Prosperity Watch (Issue 87, No. 1)
June 4, 2018 

Job growth stalled out across large swaths of North Carolina over the last year, most particularly in regions of the state that already faced the largest barriers to prosperity. Thirty-eight of North Carolina’s 100 counties lost jobs from April 2017 to April of this year, overwhelmingly in parts of the state that need economic growth the most keenly. The uneven growth pattern that has dominated since the Great Recession may be deepening, as employment flatlines or declines in many of the counties that had experienced the least recovery over the past several years.

Employment losses tended to occur in counties where job opportunities were already harder to come by. Counties that lost jobs over the past year had an average unemployment rate of 4.9 percent in April 2018, more than a point higher than the 3.7 percent average unemployment rate for counties that continued to add jobs.

The last year has also reinforced structural barriers to opportunity that are facing many communities of color. The swath of eastern North Carolina that is home to many overwhelmingly Black communities was particularly likely to experience employment losses, compounding longstanding challenges that many of these communities have faced in accessing jobs and economic opportunities. Statewide, Black North Carolinians account for roughly 30 percent of all residents in counties that lost jobs, while making up less than 15 percent of the population in counties where employment continued to grow.

The combination of recent job losses and historical barriers to accessing wealth threaten to extend cycles of poverty in many parts of the state.
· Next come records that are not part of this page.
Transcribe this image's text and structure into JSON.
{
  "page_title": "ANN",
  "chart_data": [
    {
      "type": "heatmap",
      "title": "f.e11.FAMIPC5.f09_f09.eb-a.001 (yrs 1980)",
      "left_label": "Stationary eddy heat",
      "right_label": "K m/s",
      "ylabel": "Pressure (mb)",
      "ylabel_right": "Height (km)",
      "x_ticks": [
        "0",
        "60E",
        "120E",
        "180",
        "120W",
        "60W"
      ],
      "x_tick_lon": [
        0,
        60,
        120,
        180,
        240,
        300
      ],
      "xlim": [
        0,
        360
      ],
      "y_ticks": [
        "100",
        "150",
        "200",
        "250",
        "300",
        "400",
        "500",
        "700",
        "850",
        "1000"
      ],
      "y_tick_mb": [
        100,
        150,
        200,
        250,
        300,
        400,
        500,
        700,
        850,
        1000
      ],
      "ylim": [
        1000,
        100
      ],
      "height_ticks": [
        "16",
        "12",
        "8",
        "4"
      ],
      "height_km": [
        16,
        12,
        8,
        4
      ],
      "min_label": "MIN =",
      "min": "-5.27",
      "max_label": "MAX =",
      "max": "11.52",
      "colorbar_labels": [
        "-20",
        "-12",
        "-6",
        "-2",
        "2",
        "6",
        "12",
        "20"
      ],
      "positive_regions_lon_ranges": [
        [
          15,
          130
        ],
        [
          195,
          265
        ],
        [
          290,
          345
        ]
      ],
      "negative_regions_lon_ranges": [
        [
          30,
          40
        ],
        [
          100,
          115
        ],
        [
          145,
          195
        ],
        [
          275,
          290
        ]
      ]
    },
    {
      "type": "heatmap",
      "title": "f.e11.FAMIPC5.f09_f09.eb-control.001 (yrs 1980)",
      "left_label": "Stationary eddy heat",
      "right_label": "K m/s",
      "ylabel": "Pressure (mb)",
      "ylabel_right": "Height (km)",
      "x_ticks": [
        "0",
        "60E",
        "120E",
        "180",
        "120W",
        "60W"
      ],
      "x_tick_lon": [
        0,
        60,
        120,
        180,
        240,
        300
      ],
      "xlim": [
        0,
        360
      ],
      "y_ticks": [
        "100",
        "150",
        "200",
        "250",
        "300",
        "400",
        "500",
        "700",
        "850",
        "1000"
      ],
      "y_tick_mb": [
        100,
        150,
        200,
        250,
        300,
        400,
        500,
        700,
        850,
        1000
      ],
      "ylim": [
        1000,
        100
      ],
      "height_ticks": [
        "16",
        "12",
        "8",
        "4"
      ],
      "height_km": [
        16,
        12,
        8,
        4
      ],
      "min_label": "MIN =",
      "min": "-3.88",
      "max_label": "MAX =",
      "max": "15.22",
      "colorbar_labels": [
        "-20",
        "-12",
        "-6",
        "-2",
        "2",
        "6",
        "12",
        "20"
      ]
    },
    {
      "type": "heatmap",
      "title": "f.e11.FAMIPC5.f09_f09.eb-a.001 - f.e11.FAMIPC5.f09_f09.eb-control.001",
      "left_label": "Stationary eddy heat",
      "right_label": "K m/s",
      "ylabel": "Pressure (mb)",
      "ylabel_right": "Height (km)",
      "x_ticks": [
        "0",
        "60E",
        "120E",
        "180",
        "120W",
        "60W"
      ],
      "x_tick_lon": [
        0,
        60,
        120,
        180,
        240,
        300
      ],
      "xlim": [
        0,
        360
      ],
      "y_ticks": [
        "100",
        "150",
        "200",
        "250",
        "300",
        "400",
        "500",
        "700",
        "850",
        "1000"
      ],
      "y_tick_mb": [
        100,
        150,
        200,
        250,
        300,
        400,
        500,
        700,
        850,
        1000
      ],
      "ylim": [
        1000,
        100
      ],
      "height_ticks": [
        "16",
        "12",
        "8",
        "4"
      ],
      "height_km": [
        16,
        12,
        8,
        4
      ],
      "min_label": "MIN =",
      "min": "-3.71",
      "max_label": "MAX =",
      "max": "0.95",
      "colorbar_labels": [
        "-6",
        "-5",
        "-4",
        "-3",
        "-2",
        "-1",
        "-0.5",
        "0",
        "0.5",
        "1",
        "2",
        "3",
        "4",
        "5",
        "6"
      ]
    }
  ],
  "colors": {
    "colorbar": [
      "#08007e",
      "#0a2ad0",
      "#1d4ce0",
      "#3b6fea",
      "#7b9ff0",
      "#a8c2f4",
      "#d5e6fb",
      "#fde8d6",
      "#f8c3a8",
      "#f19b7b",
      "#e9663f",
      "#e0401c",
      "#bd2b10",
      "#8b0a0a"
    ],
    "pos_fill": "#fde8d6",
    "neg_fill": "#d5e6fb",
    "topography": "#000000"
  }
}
The average poverty rate in counties that lost jobs over the past year stood at 21.3 percent in the most recent poverty statistics, compared to 15.7 percent in counties that continued to add jobs. This disparity shows that our economy is sputtering in precisely the communities that most need robust growth to overcome historical disadvantages and recent lack of job opportunities.

These trends indicate that some of North Carolina’s deepest and most pressing economic challenges are getting worse, not better. Job growth has been uneven across North Carolina for this entire recovery, and these recent data show that some of the divides between prosperity and poverty have deepened in the past year.